# Method 2: Recursive Character Splitting

This notebook demonstrates **Recursive Character Splitting**, an improvement over fixed-size chunking that attempts to respect some structural boundaries.

## Concept
This method splits text based on a hierarchical list of separator characters. For code, this can be adapted to be language-aware by prioritizing separators like class and function definitions. It recursively works its way down the list of separators until the chunks are a manageable size.

### Pros:
- **Better Semantic Boundaries:** Does a much better job of creating meaningful chunks than the fixed-size version, especially when configured with language-specific delimiters.
- **Good Fallback:** A great strategy when a full AST parser isn't available or fails.

### Cons:
- **Can Be Brittle:** May fail with unusually formatted code and doesn't have the guaranteed understanding of an AST.
- **Requires Customisation:** The separator hierarchy needs to be defined for each programming language.

In [1]:
# We'll use LangChain's implementation for simplicity
%pip install langchain tiktoken

Collecting langchain
  Using cached langchain-0.3.26-py3-none-any.whl.metadata (7.8 kB)
Collecting tiktoken
  Downloading tiktoken-0.9.0-cp312-cp312-macosx_11_0_arm64.whl.metadata (6.7 kB)
Collecting langchain-core<1.0.0,>=0.3.66 (from langchain)
  Downloading langchain_core-0.3.68-py3-none-any.whl.metadata (5.8 kB)
Collecting langchain-text-splitters<1.0.0,>=0.3.8 (from langchain)
  Using cached langchain_text_splitters-0.3.8-py3-none-any.whl.metadata (1.9 kB)
Collecting langsmith>=0.1.17 (from langchain)
  Downloading langsmith-0.4.4-py3-none-any.whl.metadata (15 kB)
Collecting pydantic<3.0.0,>=2.7.4 (from langchain)
  Using cached pydantic-2.11.7-py3-none-any.whl.metadata (67 kB)
Collecting SQLAlchemy<3,>=1.4 (from langchain)
  Downloading sqlalchemy-2.0.41-cp312-cp312-macosx_11_0_arm64.whl.metadata (9.6 kB)
Collecting requests<3,>=2 (from langchain)
  Using cached requests-2.32.4-py3-none-any.whl.metadata (4.9 kB)
Collecting PyYAML>=5.3 (from langchain)
  Using cached PyYAML-6.0.2-

## Sample Code for Demonstration
We will use the following block of Python code as the input.

In [2]:
sample_code = """
# Utility functions for string manipulation

def say_hello(name: str):
    \"\"\"A simple function to greet someone.\"\"\"
    print(f"Hello, {name}!")

def say_goodbye(name: str):
    \"\"\"A simple function to say goodbye.\"\"\"
    print(f"Goodbye, {name}!")

class StringHelper:
    \"\"\"A class with advanced string operations.\"\"\"
    def __init__(self, text: str):
        self.text = text

    def reverse(self) -> str:
        # Reverse the text using slicing
        return self.text[::-1]

    def count_vowels(self) -> int:
        vowels = "aeiouAEIOU"
        return sum(1 for char in self.text if char in vowels)
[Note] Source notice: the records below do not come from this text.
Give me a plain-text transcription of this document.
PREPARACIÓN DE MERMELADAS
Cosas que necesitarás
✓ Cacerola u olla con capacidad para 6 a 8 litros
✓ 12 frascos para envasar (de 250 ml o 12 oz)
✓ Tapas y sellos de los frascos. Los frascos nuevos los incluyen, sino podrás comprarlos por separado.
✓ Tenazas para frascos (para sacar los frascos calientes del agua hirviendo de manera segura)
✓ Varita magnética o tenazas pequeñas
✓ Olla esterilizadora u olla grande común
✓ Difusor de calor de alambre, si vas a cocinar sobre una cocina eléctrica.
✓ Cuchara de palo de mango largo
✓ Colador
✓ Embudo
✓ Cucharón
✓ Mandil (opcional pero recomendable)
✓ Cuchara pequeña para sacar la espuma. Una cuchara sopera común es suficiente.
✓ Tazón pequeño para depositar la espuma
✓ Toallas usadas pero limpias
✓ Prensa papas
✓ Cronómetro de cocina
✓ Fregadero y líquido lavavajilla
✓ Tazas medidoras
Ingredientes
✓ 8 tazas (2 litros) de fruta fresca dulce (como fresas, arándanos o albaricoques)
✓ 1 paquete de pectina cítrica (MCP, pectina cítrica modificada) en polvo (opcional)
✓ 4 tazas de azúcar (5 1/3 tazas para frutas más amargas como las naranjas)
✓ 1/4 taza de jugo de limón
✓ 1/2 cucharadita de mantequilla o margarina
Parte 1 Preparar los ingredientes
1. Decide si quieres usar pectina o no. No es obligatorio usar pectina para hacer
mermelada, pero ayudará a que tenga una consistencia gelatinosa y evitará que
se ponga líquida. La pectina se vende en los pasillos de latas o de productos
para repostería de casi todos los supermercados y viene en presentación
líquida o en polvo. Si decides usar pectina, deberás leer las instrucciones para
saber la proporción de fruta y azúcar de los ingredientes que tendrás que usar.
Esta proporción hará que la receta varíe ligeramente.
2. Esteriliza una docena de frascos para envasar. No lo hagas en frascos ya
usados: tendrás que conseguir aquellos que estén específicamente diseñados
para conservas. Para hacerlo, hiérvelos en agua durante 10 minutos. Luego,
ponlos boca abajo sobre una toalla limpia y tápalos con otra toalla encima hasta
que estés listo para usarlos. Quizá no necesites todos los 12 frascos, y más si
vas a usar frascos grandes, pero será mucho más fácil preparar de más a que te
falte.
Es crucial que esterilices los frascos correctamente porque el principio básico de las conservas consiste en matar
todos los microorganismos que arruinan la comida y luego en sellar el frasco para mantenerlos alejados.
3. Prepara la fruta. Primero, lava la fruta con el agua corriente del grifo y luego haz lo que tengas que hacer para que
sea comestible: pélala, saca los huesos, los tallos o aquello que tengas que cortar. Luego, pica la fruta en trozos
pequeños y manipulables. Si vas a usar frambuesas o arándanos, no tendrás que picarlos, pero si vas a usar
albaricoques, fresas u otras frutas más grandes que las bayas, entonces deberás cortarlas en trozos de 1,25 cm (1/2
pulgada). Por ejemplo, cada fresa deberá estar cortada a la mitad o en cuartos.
# Standalone script execution
if __name__ == "__main__":
    helper = StringHelper("hello world")
    reversed_text = helper.reverse()
    vowel_count = helper.count_vowels()

    say_hello("Alice")
    print(f"Original: 'hello world', Reversed: '{reversed_text}', Vowels: {vowel_count}")
    say_goodbye("Alice")
"""

## Implementation

In [3]:
from langchain.text_splitter import RecursiveCharacterTextSplitter

# Create a splitter specifically for Python using LangChain's presets
python_splitter = RecursiveCharacterTextSplitter.from_language(
    language="python", chunk_size=200, chunk_overlap=30
)

print("--- Method 2: Recursive Character Splitting ---")
recursive_chunks = python_splitter.split_text(sample_code)

for i, chunk in enumerate(recursive_chunks):
    print(f"--- Chunk {i+1} ---")
    print(chunk)

--- Method 2: Recursive Character Splitting ---
--- Chunk 1 ---
# Utility functions for string manipulation

def say_hello(name: str):
    """A simple function to greet someone."""
    print(f"Hello, {name}!")
--- Chunk 2 ---
def say_goodbye(name: str):
    """A simple function to say goodbye."""
    print(f"Goodbye, {name}!")
--- Chunk 3 ---
class StringHelper:
    """A class with advanced string operations."""
    def __init__(self, text: str):
        self.text = text
--- Chunk 4 ---
def reverse(self) -> str:
        # Reverse the text using slicing
        return self.text[::-1]
--- Chunk 5 ---
def count_vowels(self) -> int:
        vowels = "aeiouAEIOU"
        return sum(1 for char in self.text if char in vowels)
--- Chunk 6 ---
# Standalone script execution
if __name__ == "__main__":
    helper = StringHelper("hello world")
    reversed_text = helper.reverse()
    vowel_count = helper.count_vowels()
--- Chunk 7 ---
say_hello("Alice")
    print(f"Original: 'hello world', Reversed